À Brasparts, le 47e congrès de la Société de mythologie française questionne les passages vers l’Autre-Monde
Le Braspartiate Charles Le Dréau (en chemise claire au centre) présente les monuments de sa commune aux congressistes. Photo DR.
La création de cette société, la SMF, remonte à 1950 et on le doit à Henri Dontenville, qui venait de soutenir sa thèse sur La Mythologie française. La SMF a pour objet d’étudier les personnages et les événements légendaires que l’on associe à des croyances ou à des rites, de la même manière que l’on étudie la mythologie grecque ou scandinave. L’objectif qu’elle se fixe est d'inventorier, d’étudier et de promouvoir le patrimoine légendaire sous toutes ses formes (source : Wikipedia).
La Société de mythologie française, dont le président actuel est Guillaume Leroy, a choisi de tenir son 47e congrès en Bretagne, plus précisément à Brasparts, dans les monts d’Arrée, connus pour être une terre de légendes s’il en est. Le thème retenu pour cette manifestation était celui des passages vers l’Autre-Monde : mythes, légendes, rites et représentations populaires.

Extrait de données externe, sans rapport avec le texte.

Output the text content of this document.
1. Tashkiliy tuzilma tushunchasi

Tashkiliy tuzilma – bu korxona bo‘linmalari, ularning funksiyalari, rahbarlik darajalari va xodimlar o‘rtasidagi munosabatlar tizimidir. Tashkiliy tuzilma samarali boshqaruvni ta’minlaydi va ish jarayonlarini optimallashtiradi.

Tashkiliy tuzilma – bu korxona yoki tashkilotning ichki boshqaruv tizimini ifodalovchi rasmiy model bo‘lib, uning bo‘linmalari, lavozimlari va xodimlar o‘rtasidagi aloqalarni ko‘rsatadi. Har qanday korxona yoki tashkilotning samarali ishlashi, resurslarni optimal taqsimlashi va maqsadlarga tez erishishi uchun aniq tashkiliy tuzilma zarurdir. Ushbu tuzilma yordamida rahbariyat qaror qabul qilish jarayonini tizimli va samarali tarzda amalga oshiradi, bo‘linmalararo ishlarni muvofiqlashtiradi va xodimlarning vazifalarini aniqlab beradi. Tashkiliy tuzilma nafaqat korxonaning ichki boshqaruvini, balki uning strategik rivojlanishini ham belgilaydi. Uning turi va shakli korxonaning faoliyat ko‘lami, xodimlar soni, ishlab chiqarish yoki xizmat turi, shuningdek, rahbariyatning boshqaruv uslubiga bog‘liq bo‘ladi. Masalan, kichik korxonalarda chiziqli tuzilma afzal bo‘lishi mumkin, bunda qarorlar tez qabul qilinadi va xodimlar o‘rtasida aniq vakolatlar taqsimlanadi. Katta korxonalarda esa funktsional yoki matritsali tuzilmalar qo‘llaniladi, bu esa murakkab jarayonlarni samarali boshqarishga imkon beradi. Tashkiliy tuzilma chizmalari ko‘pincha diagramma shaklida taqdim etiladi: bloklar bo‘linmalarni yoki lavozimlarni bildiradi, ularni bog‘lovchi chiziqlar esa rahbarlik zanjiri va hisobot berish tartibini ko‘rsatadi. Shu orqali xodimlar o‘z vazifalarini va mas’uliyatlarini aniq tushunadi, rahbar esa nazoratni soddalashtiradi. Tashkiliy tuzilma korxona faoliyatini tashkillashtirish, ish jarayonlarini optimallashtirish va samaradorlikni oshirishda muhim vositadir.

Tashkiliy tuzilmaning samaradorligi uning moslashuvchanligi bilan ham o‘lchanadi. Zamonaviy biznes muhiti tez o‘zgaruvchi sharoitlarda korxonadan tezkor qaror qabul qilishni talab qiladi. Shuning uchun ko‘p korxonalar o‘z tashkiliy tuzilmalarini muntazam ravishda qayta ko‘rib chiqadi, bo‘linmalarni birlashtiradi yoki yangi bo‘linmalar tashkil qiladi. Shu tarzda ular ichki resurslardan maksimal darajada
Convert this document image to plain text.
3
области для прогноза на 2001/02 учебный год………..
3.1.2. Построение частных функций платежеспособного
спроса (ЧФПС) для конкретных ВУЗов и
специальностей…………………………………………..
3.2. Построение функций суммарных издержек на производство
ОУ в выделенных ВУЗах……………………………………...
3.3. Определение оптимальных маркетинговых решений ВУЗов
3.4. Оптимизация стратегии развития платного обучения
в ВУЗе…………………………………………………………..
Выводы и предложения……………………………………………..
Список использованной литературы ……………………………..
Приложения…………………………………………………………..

Une rencontre inédite dans les Monts d’Arrée
Le congrès s’est déroulé du 8 au 12 juillet 2025 au centre Ti Menez Are, en présence de plusieurs dizaines de participants. Les matinées étaient consacrées aux communications : il y en a eu dix-neuf au total. Des sorties étaient prévues l’après-midi sur des sites emblématiques environnants. En soirée, les congressistes ont pu assister à deux récitals sur le thème de l’Autre-Monde.
Il m’a paru intéressant de faire écho sur ce blog à cette rencontre inédite, puisqu’elle s’est déroulée ici et que nombre de communications y traitaient de sujets bretons, mais pas que : d’autres thématiques ont également été abordées. Je vais tenter de le faire en quelques épisodes. Les résumés fournis par les intervenants sont de longueur variable.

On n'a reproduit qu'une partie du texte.